Album Review: Entry – Detriment

[Souther Lord; 2020]

To call LA hardcore punks Entry’s brilliantly violent and cathartic record Detriment a full-length debut would be something of a misnomer. At a little over 14 minutes, their tactic is to sucker punch the listener into bewildered and stunned reverence with the tempo and sheer sonic onslaught that unfolds across the nine tracks that make up the album.

The band consist of larynx-shredding vocalist Sara G, bassist Sean Sakomoto, drummer Chris Dwyer, and Clayton Stevens of post-hardcore heavyweights Touché Amoré on guitar. Together they create no nonsense, no thrills, face-numbing punk noise, and, although it’s short, Detriment packs such force that you submit to its will long before it’s done with you.

Entry have no desire to hang around, nor do they have any aspirations in shifting any genre boundaries forward.

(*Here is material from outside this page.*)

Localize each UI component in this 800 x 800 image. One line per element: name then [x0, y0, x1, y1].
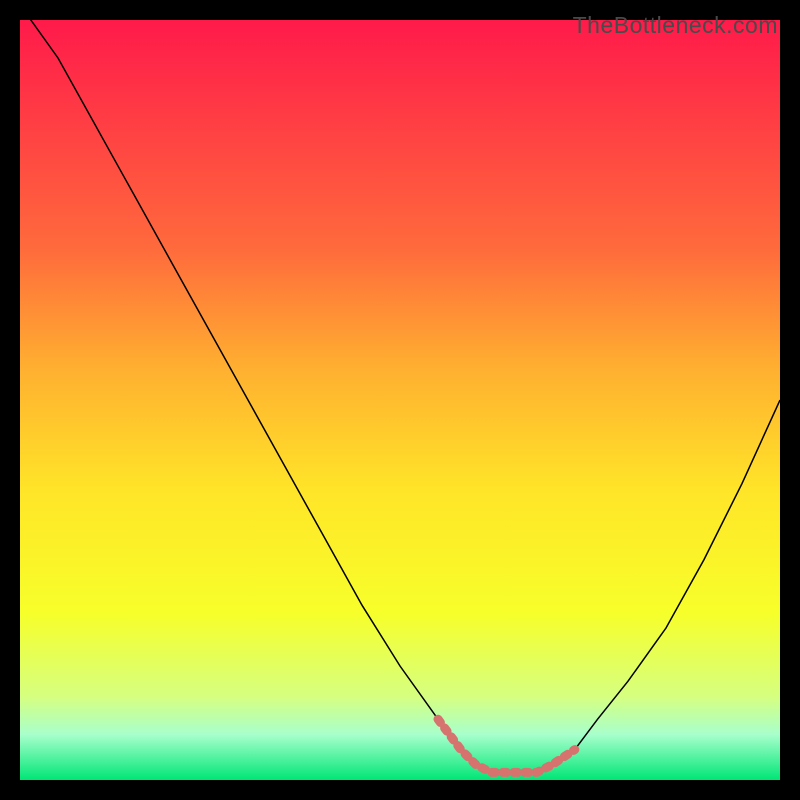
chart-svg — [20, 20, 780, 780]
chart-container: TheBottleneck.com — [0, 0, 800, 800]
watermark-label: TheBottleneck.com — [573, 12, 778, 39]
plot-area: TheBottleneck.com — [20, 20, 780, 780]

Detriment feels like a love letter to the hardcore punk scene, with clear influences from bands like Converge, Minor Threat and Discharge at its essence. Although the echoes of others are evident, the album manages to come off as an aural homage rather than as merely recycled and derivative. There is nothing overtly fresh here, yet there remains a comfort in familiarity that Detriment has in abundance.  

“Intro” kicks things off in a sludgy haze of distorted bass and thumping drums. It’s an imposing instrumental stomp of intent, a bracing signal for the storm to come. It’s the soundtrack to the invading amoralism currently choking the political and ‘democratic’ processes in many parts of the world. It’s the pause before the ruptured spleen invective of righteous anger that Entry serve up as an escape from wretched banality, and it feels like the trumpeting call to arms for the righteous. Stepping aside from the overly poetic, “Intro” is 90 seconds long and serves as a prologue to the emotional core of the record as a whole – it’s a scene setter, the establishing shots to the dystopian now.

Sara G’s vocals come into the fray on “Your Best Interest”, but so guttural and seared with urgency are they that it’s nigh on impossible to work out any of the words. The intention of the message is clear, though: anger, vitriol and passion are the primary, and primal, motivators. Sara G comes from the same school of hardcore hollering as Botch’s Dave Verellen with a pinch of doom styling à la Stevie Floyd from the wonderful yet all too often overlooked Dark Castle. G’s vocals elevate the band’s sound beyond a by-the-numbers punk palette, and she often sounds weary, almost beaten – but always resilient. There is a sense of personal fury in her voice and it’s powerful and infectious.

Song titles “Selective Empathy”, “Not Your Decision” and “Vulnerable” highlight the hard-to-distinguish lyrics’ focus on the disdain that often comes with power, whether from individuals or political elites. “Control” skips halfway into grind territory, but with less brutally clinical production than bands like Wormrot or Magrudergrind have favoured on their more recent releases, with the distortion on Stevens’ guitar creating a maelstrom rather than a precise focus.  

Entry rail against injustice, inequality and the sociopathic tendencies in others that have somehow become mainstays in public life. Do you remember in the early days of lockdown when all the good people thought we could come out of all this and shape a better world for ourselves? The shock of the circumstance made people dream of the microcosms of care that were evident in small community hubs being translated into wider life, and few wished for a return to life as it was in The Before Times. Well, there is still hope, but we need to be unified, collective and strong to battle the will of the elites.

Detriment is hardly the album to bring people together, but it makes you aware that your sense of alienation and despair in others is neither unique nor unjustified. And herein lies the beauty of hardcore – its visceral nature leaves you emboldened, not battered. It’s a musical energy unlike many other genres, with its potent impetus to celebrate a common cause.

The album, even in its short run time, covers an array of sub-genres. Album closer “Demons” stands apart from the other tracks on Detriment by being full-on doom sludge, with G’s vocals tipping over into black metal delivery from time to time. It’s a great end to the album as a whole, and serves as a form of bookend to “Intro”, which hinted at many of the tropes to come. For some, this generic hybridity may be problematic, and Detriment does feel like a tour through the highlights of aspects of extreme metal – whatever that term actually means.

Detriment is another great album from Greg Anderson’s Southen Lord label, who continue to support a range of underground metal on their roster. It’s a high-octane, vitriol-fuelled rush of a record that’s remorseless, breathless yet still filled with hope.